After these characteristically brilliant disguised as blue-collar passages, Stephen King gets down to the writing part of "On Writing." His advice is rarely technical. You will only see a few words of advice about grammar. Apparently, Stephen King hates the passive voice. What you will see is advice about the meat and potatoes of your writing. He talks about the story. In short, he tells the reader to figure out what they are saying and say it. He says to be honest. Take these pearls of wisdom. They come from, in my opinion, the biggest oyster in the sea. Oh, and this is not a book about technical writing. Stephen King is not going to tell you how to go about writing a vacuum cleaner manual. You're on your own there.
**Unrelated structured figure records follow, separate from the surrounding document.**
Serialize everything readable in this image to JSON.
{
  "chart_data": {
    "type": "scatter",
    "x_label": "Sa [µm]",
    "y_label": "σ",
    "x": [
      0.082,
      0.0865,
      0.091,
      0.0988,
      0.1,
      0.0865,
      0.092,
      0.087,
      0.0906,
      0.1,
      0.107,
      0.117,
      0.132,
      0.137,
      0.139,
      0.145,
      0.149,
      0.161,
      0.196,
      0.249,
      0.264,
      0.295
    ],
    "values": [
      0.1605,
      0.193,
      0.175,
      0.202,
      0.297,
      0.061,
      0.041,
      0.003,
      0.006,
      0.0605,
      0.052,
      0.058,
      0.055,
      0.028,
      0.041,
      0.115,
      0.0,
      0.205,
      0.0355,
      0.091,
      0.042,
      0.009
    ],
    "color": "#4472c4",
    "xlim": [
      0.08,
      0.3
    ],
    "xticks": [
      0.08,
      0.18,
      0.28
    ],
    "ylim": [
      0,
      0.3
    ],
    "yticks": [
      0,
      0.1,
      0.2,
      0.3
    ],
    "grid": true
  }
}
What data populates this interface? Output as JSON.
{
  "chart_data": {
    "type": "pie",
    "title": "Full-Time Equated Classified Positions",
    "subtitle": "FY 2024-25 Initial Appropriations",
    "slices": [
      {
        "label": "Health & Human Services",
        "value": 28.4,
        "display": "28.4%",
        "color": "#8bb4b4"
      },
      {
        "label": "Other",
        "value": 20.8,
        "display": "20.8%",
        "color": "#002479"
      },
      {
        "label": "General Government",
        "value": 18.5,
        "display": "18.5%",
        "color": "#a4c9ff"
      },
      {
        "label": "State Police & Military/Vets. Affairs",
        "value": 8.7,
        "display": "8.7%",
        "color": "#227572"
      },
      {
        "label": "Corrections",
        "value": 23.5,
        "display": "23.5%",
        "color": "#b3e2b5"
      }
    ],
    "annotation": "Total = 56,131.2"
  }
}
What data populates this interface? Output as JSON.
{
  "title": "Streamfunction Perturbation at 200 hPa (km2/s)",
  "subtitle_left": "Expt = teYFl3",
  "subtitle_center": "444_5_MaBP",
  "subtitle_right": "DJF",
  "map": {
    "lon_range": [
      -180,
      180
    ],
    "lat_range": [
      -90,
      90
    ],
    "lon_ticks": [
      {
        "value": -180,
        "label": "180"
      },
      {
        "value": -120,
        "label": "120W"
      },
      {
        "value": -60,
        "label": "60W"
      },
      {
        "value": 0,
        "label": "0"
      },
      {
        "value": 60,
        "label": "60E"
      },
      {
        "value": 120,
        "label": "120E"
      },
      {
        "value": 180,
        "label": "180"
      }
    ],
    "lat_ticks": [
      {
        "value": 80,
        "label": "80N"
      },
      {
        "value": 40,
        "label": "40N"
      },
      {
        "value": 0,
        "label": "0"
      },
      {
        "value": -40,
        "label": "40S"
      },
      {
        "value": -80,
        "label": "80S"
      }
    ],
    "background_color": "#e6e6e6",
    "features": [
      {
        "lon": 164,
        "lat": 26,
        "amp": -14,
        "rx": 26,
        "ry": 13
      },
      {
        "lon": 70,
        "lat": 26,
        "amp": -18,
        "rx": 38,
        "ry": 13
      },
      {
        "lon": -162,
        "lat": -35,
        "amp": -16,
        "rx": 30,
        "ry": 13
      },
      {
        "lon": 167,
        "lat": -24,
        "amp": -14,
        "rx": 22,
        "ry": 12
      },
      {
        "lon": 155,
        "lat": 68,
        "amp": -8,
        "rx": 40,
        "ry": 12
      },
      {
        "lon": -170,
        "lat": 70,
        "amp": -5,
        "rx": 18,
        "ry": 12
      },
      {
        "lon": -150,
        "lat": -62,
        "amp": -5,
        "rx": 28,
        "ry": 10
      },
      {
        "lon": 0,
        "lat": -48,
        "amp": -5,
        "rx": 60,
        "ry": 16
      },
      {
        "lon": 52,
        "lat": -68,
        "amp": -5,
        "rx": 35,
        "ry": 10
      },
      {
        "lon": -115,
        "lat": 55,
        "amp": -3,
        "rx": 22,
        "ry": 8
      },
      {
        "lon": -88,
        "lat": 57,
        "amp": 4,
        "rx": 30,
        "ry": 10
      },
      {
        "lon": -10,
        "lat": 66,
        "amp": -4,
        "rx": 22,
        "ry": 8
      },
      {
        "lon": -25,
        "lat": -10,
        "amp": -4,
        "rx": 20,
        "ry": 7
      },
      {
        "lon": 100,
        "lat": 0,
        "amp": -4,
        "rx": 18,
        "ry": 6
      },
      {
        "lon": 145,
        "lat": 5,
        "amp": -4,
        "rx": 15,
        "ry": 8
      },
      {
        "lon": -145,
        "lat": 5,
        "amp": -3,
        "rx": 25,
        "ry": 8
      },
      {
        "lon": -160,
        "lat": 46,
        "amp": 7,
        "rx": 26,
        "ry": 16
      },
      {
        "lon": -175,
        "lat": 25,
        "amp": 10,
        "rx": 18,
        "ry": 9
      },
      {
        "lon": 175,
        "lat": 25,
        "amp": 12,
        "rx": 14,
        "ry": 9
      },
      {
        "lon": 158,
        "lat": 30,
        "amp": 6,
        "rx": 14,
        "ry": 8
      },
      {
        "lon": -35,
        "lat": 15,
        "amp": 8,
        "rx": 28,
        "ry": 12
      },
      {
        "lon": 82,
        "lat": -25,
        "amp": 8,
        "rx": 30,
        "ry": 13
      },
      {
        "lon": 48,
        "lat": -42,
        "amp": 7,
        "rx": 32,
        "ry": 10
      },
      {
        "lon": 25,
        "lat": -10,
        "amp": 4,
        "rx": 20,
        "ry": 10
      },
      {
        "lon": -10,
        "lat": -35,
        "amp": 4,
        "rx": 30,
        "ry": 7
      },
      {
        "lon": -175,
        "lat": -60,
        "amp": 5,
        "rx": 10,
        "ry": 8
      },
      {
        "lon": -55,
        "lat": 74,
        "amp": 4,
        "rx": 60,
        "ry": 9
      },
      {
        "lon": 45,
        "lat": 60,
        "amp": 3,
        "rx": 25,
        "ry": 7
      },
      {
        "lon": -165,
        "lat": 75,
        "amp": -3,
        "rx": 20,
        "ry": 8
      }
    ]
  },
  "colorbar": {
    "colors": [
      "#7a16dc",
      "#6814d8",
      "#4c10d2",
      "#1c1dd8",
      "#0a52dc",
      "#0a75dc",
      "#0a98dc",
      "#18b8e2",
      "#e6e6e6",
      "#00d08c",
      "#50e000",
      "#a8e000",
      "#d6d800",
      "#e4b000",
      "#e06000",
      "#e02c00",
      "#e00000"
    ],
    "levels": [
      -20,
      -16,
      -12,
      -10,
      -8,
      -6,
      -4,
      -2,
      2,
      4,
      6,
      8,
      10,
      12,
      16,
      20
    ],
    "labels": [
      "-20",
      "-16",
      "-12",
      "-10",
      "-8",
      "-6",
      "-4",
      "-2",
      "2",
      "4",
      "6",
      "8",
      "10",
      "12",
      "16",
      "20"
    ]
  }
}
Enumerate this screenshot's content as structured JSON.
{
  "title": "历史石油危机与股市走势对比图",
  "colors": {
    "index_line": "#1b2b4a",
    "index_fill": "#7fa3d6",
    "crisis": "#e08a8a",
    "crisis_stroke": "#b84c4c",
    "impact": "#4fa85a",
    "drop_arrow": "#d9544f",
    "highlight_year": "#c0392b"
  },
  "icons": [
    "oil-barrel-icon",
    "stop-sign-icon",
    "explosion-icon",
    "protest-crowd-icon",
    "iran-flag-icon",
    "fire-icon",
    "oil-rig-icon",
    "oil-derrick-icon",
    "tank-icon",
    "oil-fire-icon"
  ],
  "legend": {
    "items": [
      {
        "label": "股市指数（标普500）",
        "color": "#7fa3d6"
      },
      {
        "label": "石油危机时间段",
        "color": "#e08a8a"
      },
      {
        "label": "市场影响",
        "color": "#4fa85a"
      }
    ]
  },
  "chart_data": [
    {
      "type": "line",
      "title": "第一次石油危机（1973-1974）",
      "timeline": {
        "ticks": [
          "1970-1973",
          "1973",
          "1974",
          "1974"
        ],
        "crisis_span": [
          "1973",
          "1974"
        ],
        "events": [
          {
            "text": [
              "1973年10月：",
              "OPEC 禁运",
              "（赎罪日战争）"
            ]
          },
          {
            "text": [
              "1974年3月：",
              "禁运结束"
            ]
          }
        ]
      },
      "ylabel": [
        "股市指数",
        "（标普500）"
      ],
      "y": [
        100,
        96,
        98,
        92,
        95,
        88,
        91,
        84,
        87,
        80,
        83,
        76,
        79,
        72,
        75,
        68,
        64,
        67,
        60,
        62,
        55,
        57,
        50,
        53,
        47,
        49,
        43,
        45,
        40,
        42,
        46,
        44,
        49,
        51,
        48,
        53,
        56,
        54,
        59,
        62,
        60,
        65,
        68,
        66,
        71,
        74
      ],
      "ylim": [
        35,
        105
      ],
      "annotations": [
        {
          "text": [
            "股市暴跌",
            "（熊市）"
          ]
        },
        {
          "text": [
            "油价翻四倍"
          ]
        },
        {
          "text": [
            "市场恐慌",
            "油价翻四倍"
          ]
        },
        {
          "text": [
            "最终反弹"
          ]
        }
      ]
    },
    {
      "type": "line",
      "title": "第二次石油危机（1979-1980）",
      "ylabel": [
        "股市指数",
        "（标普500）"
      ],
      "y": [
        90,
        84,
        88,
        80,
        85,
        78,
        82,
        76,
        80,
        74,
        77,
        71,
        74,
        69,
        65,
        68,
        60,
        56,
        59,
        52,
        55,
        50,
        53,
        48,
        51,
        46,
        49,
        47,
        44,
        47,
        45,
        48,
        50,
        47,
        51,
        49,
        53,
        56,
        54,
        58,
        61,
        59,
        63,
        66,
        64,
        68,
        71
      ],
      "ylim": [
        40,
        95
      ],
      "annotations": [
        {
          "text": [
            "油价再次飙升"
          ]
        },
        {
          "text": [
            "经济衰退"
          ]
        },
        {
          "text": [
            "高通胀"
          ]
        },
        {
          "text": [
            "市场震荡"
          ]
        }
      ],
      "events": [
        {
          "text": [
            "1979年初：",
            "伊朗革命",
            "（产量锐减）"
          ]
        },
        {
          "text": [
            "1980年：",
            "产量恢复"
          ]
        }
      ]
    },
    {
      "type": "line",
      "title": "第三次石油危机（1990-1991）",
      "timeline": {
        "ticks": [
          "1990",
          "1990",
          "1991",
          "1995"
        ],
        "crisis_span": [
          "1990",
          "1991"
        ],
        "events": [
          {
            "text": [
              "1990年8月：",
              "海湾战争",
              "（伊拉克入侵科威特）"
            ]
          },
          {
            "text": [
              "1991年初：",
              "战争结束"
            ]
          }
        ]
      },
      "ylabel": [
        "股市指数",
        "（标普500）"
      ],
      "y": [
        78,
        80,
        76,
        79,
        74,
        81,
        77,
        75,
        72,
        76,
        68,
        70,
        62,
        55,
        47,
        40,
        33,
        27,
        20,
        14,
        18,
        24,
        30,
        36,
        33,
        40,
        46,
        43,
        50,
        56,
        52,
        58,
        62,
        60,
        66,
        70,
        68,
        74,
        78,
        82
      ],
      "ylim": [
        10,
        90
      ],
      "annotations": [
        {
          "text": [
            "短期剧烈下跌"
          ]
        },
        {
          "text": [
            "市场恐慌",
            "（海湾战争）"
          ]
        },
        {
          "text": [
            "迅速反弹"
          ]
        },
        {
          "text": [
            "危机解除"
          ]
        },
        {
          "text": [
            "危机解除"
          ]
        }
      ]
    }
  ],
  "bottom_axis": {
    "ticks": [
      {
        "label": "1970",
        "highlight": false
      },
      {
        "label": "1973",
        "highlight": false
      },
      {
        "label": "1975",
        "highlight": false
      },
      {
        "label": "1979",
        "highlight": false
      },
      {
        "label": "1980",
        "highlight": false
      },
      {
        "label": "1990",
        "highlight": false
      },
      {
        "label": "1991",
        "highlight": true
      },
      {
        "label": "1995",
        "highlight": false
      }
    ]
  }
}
Throughout the writing advice and beyond, Stephen King continues to add anecdotes about his life and career. He also adds bits that he has heard from other authors and even moviemakers. Then things get tough for Stevie (as he often refers to himself, but I only jokingly dare to refer to him). You see, while he was writing "On Writing," he was struck by a man driving a Dodge van and quite nearly died. He speaks about this harrowing experience near the end of the novel. Thankfully, he lived to write another day. Yes, I'm selfish, I know.

So, whether you are a freak that wants to read about someone's hardships, an aspiring writer or just a fan of Stephen King, get it, read it and let others borrow it. Now I'm off to read "The Wind Through the Keyhole" and then the list of books King suggested at the end of "On Writing." Get ready for more reviews!